實驗中探討傳統流動型產氫觸媒流床之產氫特性，以此為依據設計創新產氫觸媒流床，探討創新流床之體積流率、催化劑擺放位置、流床面積比、流床寬度比、流床大小及流床角度對化學轉換效率與氫氣生成振幅之影響，並以多相流流場及傅立葉轉換比較傳統流床及創新流床之特點。本文成功利用流場改質並驗證具有氣道及液氣不互擾空間，將有助於化學轉換效率及氫氣生成之穩定性，本創新產氫觸媒流床可應用於各類型氫能工具機前端，適用於多相流產氫，可舒緩能源短缺及環境保護之問題。

This study emphasizes on developing a novel reactor for hydrogen generation. Oxide cobalt is used as catalyst to hydrolyze sodium borohydride. In order to find the factors which influence chemical efficiency and hydrogen generation amplitude, one-factor-at-a-time method is used in the experiment. This novel reactor can separate liquid and hydrogen based on the concept of air flow channel; therefore, hydrogen can be quickly removed from catalyst surface. The chance of contact between sodium borohydride and oxide cobalt can be increased, and the efficiency of chemical reaction can also be improved. Another characteristic of this novel reactor is the steady rate of hydrogen generation. Because of the upstream space of flow channel, sodium borohydride is not influenced by hydrogen generation. Thus sodium borohydride can be continuously supplied to catalyze the generation of hydrogen. According to these two characteristics, this novel reactor can improve chemical efficiency and decrease hydrogen generation amplitude.

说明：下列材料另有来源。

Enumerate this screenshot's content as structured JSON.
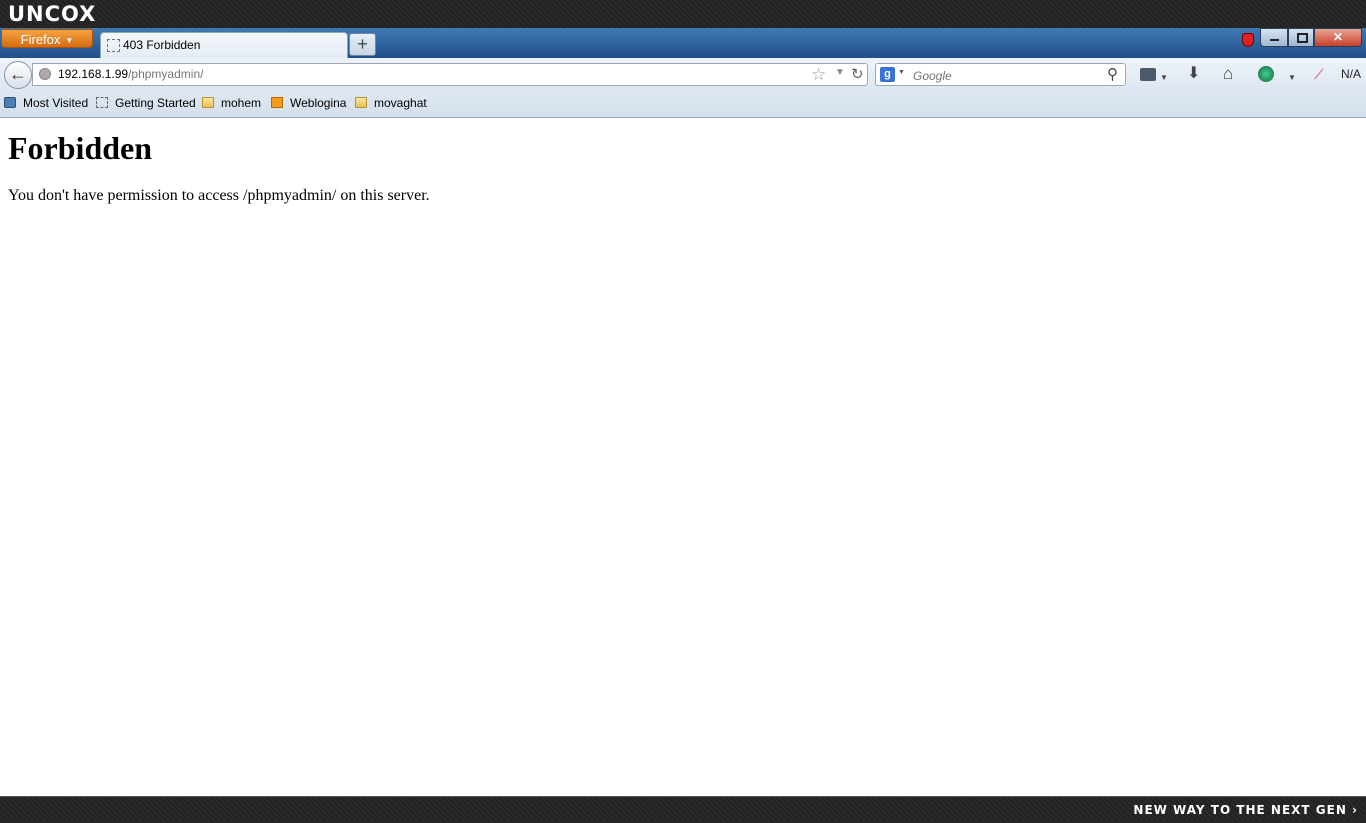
{
  "theme": {
    "logo_text": "UNCOX",
    "slogan": "NEW WAY TO THE NEXT GEN ›"
  },
  "browser": {
    "menu_button": "Firefox",
    "tab_title": "403 Forbidden",
    "new_tab_label": "+",
    "url_host": "192.168.1.99",
    "url_path": "/phpmyadmin/",
    "search_placeholder": "Google",
    "search_engine_letter": "g",
    "addon_text": "N/A"
  },
  "bookmarks": [
    {
      "label": "Most Visited"
    },
    {
      "label": "Getting Started"
    },
    {
      "label": "mohem"
    },
    {
      "label": "Weblogina"
    },
    {
      "label": "movaghat"
    }
  ],
  "page": {
    "title": "Forbidden",
    "message": "You don't have permission to access /phpmyadmin/ on this server."
  },
  "colors": {
    "tabstrip": "#1f4f8b",
    "firefox_button": "#e8841f",
    "close_button": "#c8412a"
  }
}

This research first discusses characteristics of a conventional reactor by experiments, and then to design a novel reactor based on the results. The effects of volumetric flow rate, catalyst position, the area and width ratio of the reactor, and also the size and angle of the reactor on chemical conversion of this novel reactor have been systematically investigated. Finally, by using multiphase flow field and the Fourier Transform, the results can be compared between the conventional reactor and the novel one. In this study, it is proved that a reactor which has air flow channel and upstream space can improve chemical efficiency and decrease hydrogen generation amplitude. This novel reactor can be applied to facilities that needed hydrogen as a power source, and it is suitable for multiphase hydrogen generation. It can reduce the problem of energy shortage and achieve environmental friendliness.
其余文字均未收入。